当键“ 0”被填充时,最终值不同于单个键填充时的值
{0: (0, 0), 1: (1, 0), 2: (2, 0), 3: (3, 0), 4: (4, 0),
5: (5, 0), 6: (6, 0), 7: (7, 0), 8: (8, 0), 9: (9, 0),
10: (10, 0), 11: (11, 0), 12: (12, 0)
等;一旦外部while循环完全完成,这些值就会更改。他们变成:
{0: (0, 0), 1: (0, 0), 2: (-1, 0), 3: (-2, 0), 4: (-3, 0),
5: (-4, 0), 6: (-5, 0), 7: (-6, 0), 8: (-7, 0), 9: (-8, 0),
10: (-9, 0), 11: (-10, 0), 12: (-11, 0)
我不知道为什么。任何帮助深表感谢。您可以取消注释打印语句以供参考。
代码:
import numpy as np
from math import cos,sin,pi
ANGLE_ACCURACY = 0.5
noOfAnglesLimit = (360.0/ANGLE_ACCURACY)*0.5
angle = 0
polarLut = dict()
inner = dict()
while angle<noOfAnglesLimit:
theta = (pi/180.0)*(angle*ANGLE_ACCURACY)
radius = 0
while radius<=200:
x = int(float(radius)*cos(theta)+0.5)
y = int(float(radius)*sin(theta)+0.5)
inner[radius] = (x,y)
radius+=1
polarLut[angle] = inner
#print(polarLut)
angle+=1
import json
with open('file.txt', 'w') as file:
file.write(json.dumps(polarLut))
答案 0 :(得分:3)
您只有一个inner字典,您将其分配给polarLut字典的所有值,然后再次为下一个angle对其进行修改。
您想要的东西
polarLut = dict()
while angle < noOfAnglesLimit:
theta = (pi / 180.0) * (
angle * ANGLE_ACCURACY
)
inner = dict()
radius = 0
while radius <= 200:
x = int(float(radius) * cos(theta) + 0.5)
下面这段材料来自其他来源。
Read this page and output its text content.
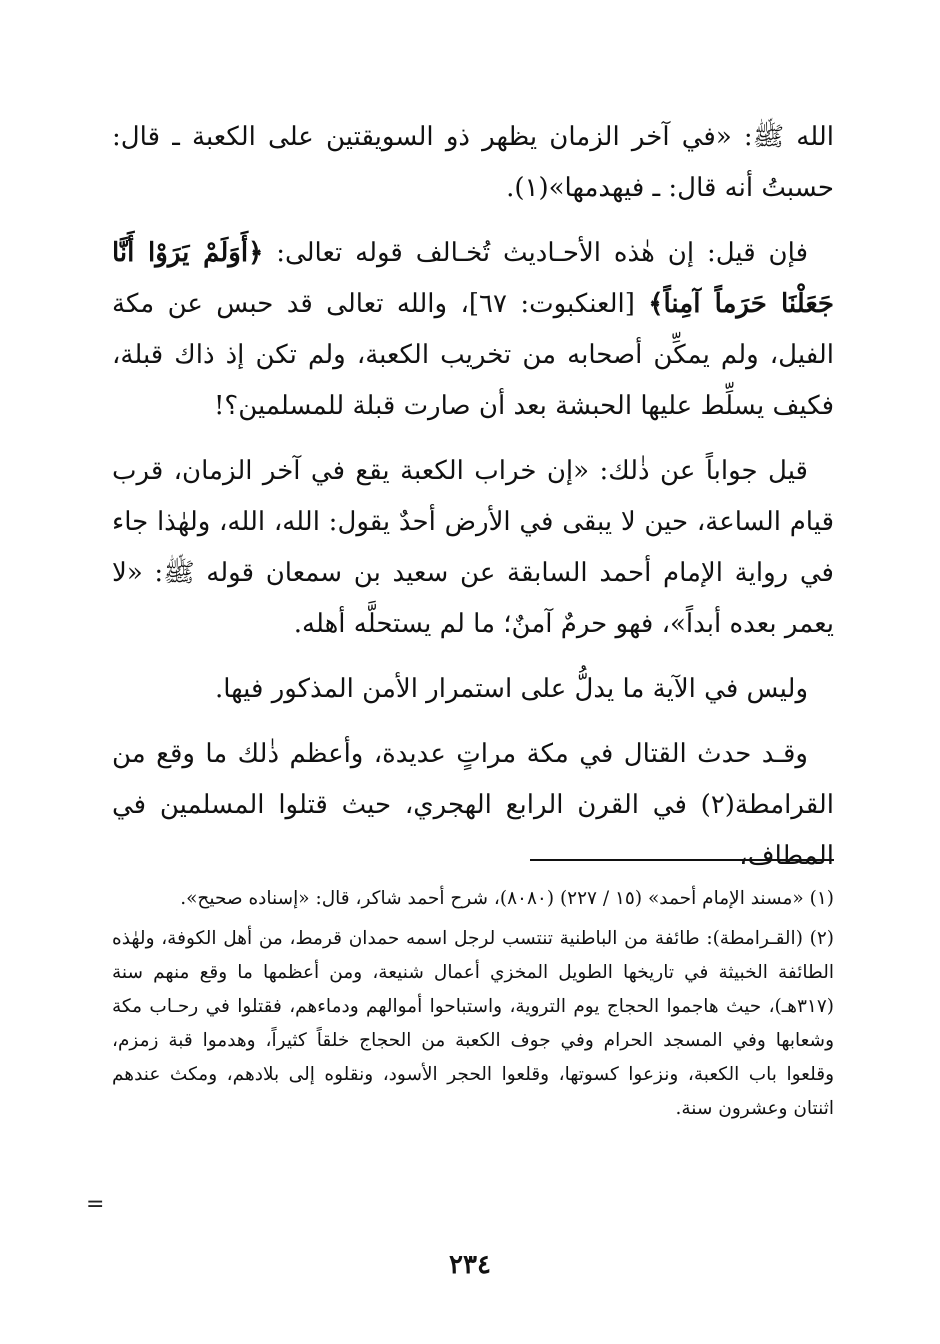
الله ﷺ: «في آخر الزمان يظهر ذو السويقتين على الكعبة ـ قال: حسبتُ أنه قال: ـ فيهدمها»(١).

فإن قيل: إن هٰذه الأحـاديث تُخـالف قوله تعالى: ﴿أَوَلَمْ يَرَوْا أَنَّا جَعَلْنَا حَرَماً آمِناً﴾ [العنكبوت: ٦٧]، والله تعالى قد حبس عن مكة الفيل، ولم يمكِّن أصحابه من تخريب الكعبة، ولم تكن إذ ذاك قبلة، فكيف يسلِّط عليها الحبشة بعد أن صارت قبلة للمسلمين؟!

قيل جواباً عن ذٰلك: «إن خراب الكعبة يقع في آخر الزمان، قرب قيام الساعة، حين لا يبقى في الأرض أحدٌ يقول: الله، الله، ولهٰذا جاء في رواية الإمام أحمد السابقة عن سعيد بن سمعان قوله ﷺ: «لا يعمر بعده أبداً»، فهو حرمٌ آمنٌ؛ ما لم يستحلَّه أهله.

وليس في الآية ما يدلُّ على استمرار الأمن المذكور فيها.

وقـد حدث القتال في مكة مراتٍ عديدة، وأعظم ذٰلك ما وقع من القرامطة(٢) في القرن الرابع الهجري، حيث قتلوا المسلمين في المطاف،

(١) «مسند الإمام أحمد» (١٥ / ٢٢٧) (٨٠٨٠)، شرح أحمد شاكر، قال: «إسناده صحيح».

(٢) (القـرامطة): طائفة من الباطنية تنتسب لرجل اسمه حمدان قرمط، من أهل الكوفة، ولهٰذه الطائفة الخبيثة في تاريخها الطويل المخزي أعمال شنيعة، ومن أعظمها ما وقع منهم سنة (٣١٧هـ)، حيث هاجموا الحجاج يوم التروية، واستباحوا أموالهم ودماءهم، فقتلوا في رحـاب مكة وشعابها وفي المسجد الحرام وفي جوف الكعبة من الحجاج خلقاً كثيراً، وهدموا قبة زمزم، وقلعوا باب الكعبة، ونزعوا كسوتها، وقلعوا الحجر الأسود، ونقلوه إلى بلادهم، ومكث عندهم اثنتان وعشرون سنة.

=
٢٣٤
y = int(float(radius) * sin(theta) + 0.5)
inner[radius] = (x, y)
radius += 1
polarLut[angle] = inner
angle += 1
相反。
此外,我建议改用for angle in range(noOfAnglesLimit),它更像Python。
答案 1 :(得分:1)
您始终在polarLut中存储相同的词典,因此所有条目都指向相同的原始inner。
在您的while循环内移动inner的声明。